Microwaving kitchen sponges for just two minutes can kill 99% of living pathogens, a study in the Journal of Environmental Health claims.
Heat rather than radiation is responsible for the sterilising action on the sponges, say the US researchers.
Around 1.3 million people a year in England and Wales are estimated to suffer from food poisoning.
Sponges and dishcloths are a common source of pathogens which cause food poisoning because the bacteria and viruses, which come from uncooked eggs, meat and vegetables, thrive in the damp conditions.
It has been estimated that a kitchen sponge may contain 10,000 bacteria, including E. coli and salmonella, per square inch.
Professor Gabriel Bitton, a expert in environmental engineering at the University of Florida, and colleagues contaminated kitchen sponges and plastic scrubbing pads in dirty water which contained faecal bacteria, viruses, protozoan parasites and bacterial spores.
They then zapped the cleaning equipment in a microwave for varying lengths of time.
After two minutes on full power, 99% of bacteria were inactivated.
And E. coli bacteria were killed after just 30 seconds.
Bacillus cereus spores - which are largely associated with vegetables or foods in contact with soil and are normally quite resistant to radiation, heat and toxic chemicals - were completely eradicated after four minutes in the microwave.
Heat
Professor Britton said it was likely to be heat, rather than radiation, that proved fatal as microwaves worked by exciting water molecules.
He recommended microwaving damp not dry sponges to minimise the risk of fire and to only microwave non-metal scrubbing pads.
Two minutes every other day would be sufficient for people who cook regularly, he said.
“Basically what we find is that we could knock out most bacteria in two minutes.

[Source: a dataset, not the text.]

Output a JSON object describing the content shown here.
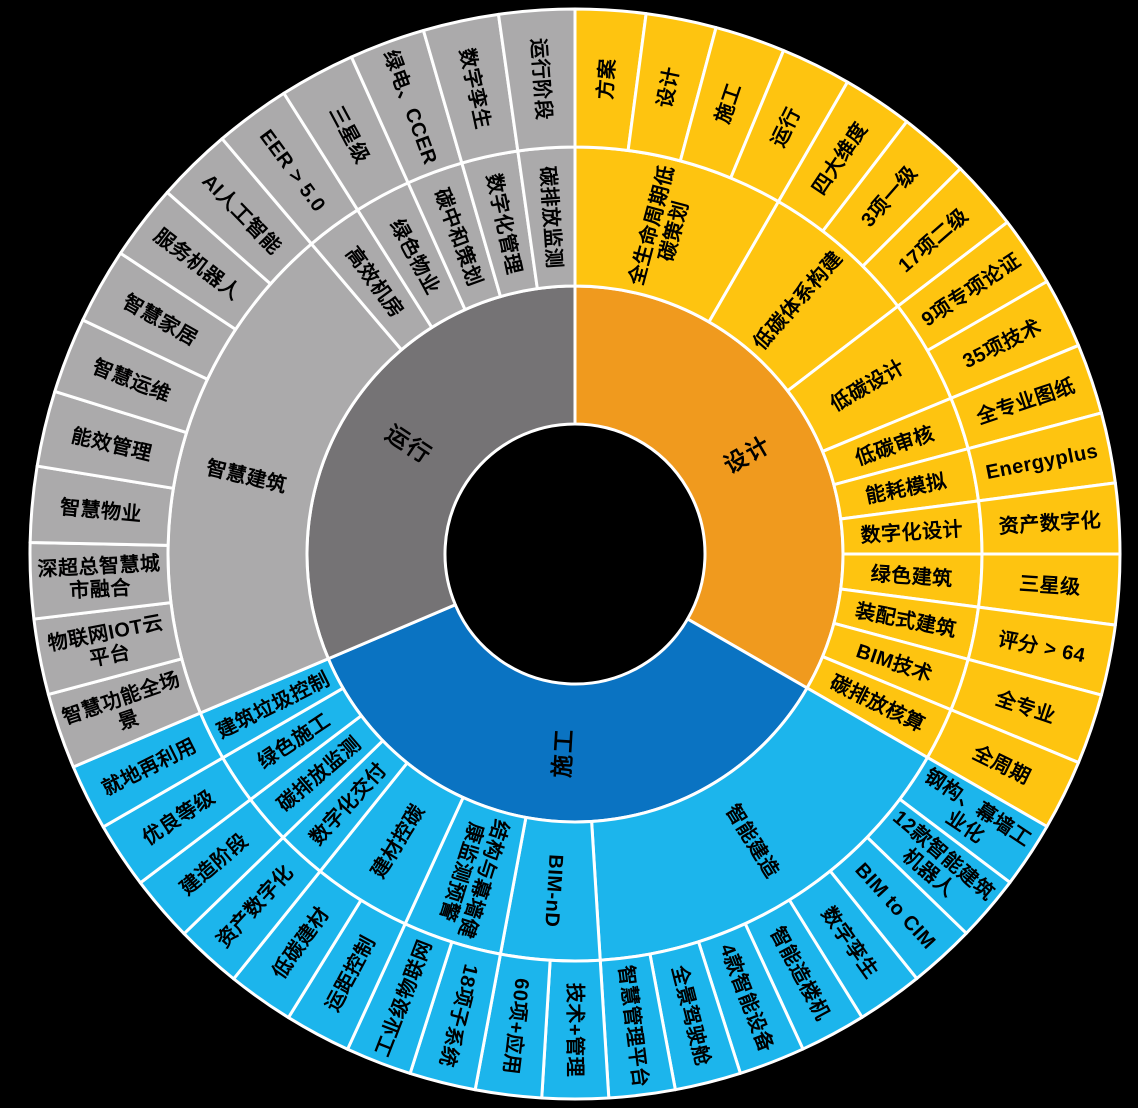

“People often put their sponges and scrubbers in the dishwasher, but if they really want to decontaminate them and not just clean them they should use the microwave,” he said.

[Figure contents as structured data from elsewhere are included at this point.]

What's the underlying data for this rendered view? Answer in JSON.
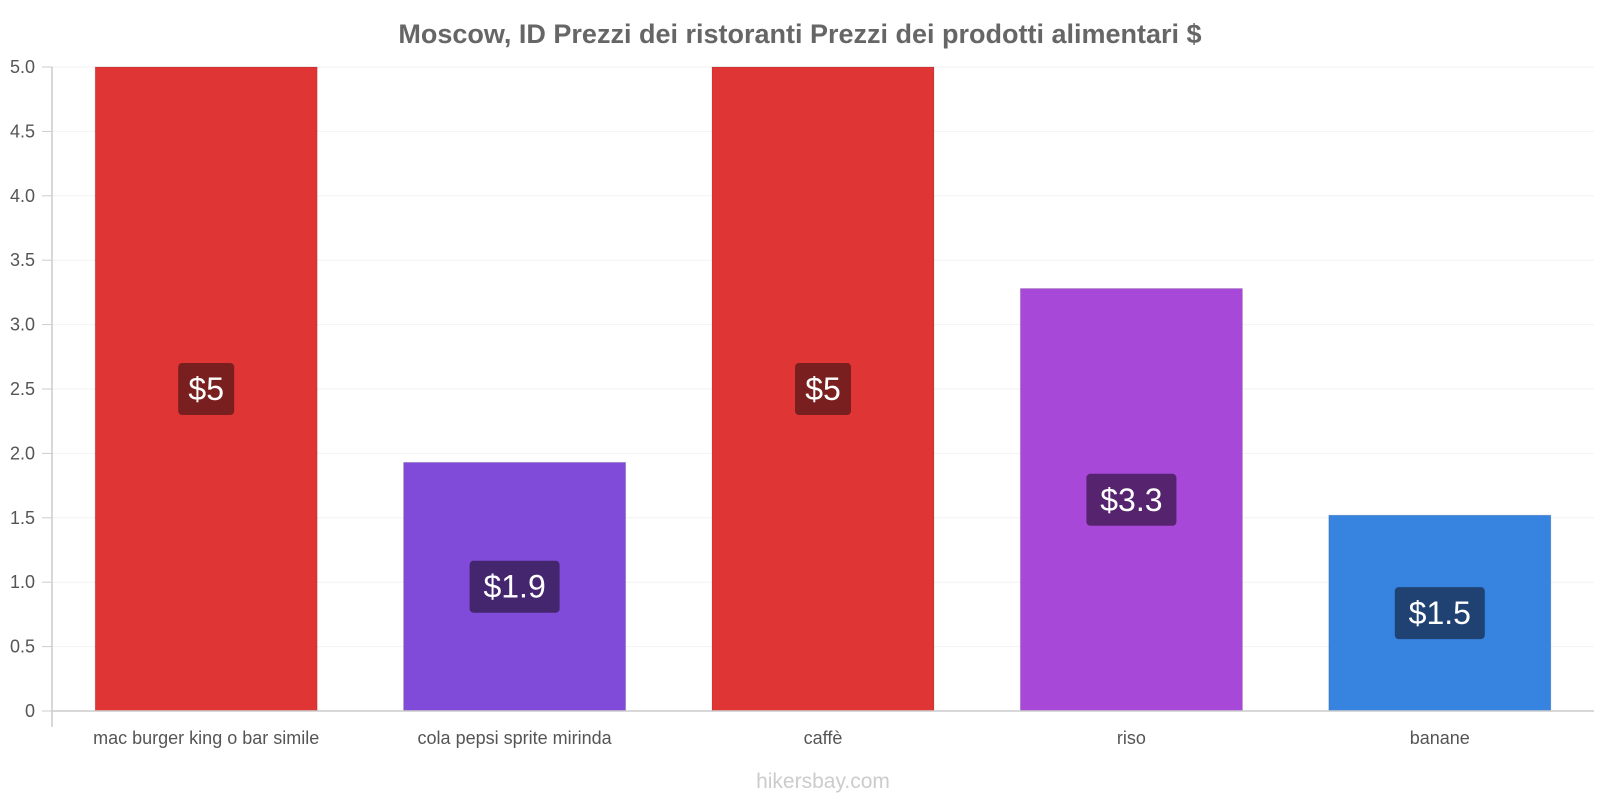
{
  "chart_data": {
    "type": "bar",
    "title": "Moscow, ID Prezzi dei ristoranti Prezzi dei prodotti alimentari $",
    "categories": [
      "mac burger king o bar simile",
      "cola pepsi sprite mirinda",
      "caffè",
      "riso",
      "banane"
    ],
    "values": [
      5.0,
      1.93,
      5.0,
      3.28,
      1.52
    ],
    "value_labels": [
      "$5",
      "$1.9",
      "$5",
      "$3.3",
      "$1.5"
    ],
    "colors": [
      "#e03535",
      "#814bd9",
      "#e03535",
      "#a748d9",
      "#3683e0"
    ],
    "label_bg_colors": [
      "#7a1f1f",
      "#44266f",
      "#7a1f1f",
      "#56246f",
      "#1f4272"
    ],
    "ylim": [
      0,
      5
    ],
    "yticks": [
      "0",
      "0.5",
      "1.0",
      "1.5",
      "2.0",
      "2.5",
      "3.0",
      "3.5",
      "4.0",
      "4.5",
      "5.0"
    ],
    "xlabel": "",
    "ylabel": "",
    "grid": true,
    "legend": "none"
  },
  "footer": {
    "credit": "hikersbay.com"
  }
}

The team also looked at whether the microwave oven could be used to sterilise contaminated syringes.
It was found to be an effective method but took far longer - up to 12 minutes for the Bacillus cereus spores.
Professor Hugh Pennington, a food safety expert at the University of Aberdeen said heating was an effective way of sterilising kitchen equipment.
“If you want to make sure you have a clean sponge there’s nothing wrong in popping it in the microwave but I’d rather people didn’t use sponges.”
He added that most cases of food poisoning occurred when people were preparing raw chicken and then used the same surface to prepare ready to eat foods such as salad.
“I don’t think it would make a difference to food poisoning figures but I can’t see anything wrong in it.
“It’s obvious that to get bugs off a sponge you have to heat it,” he said.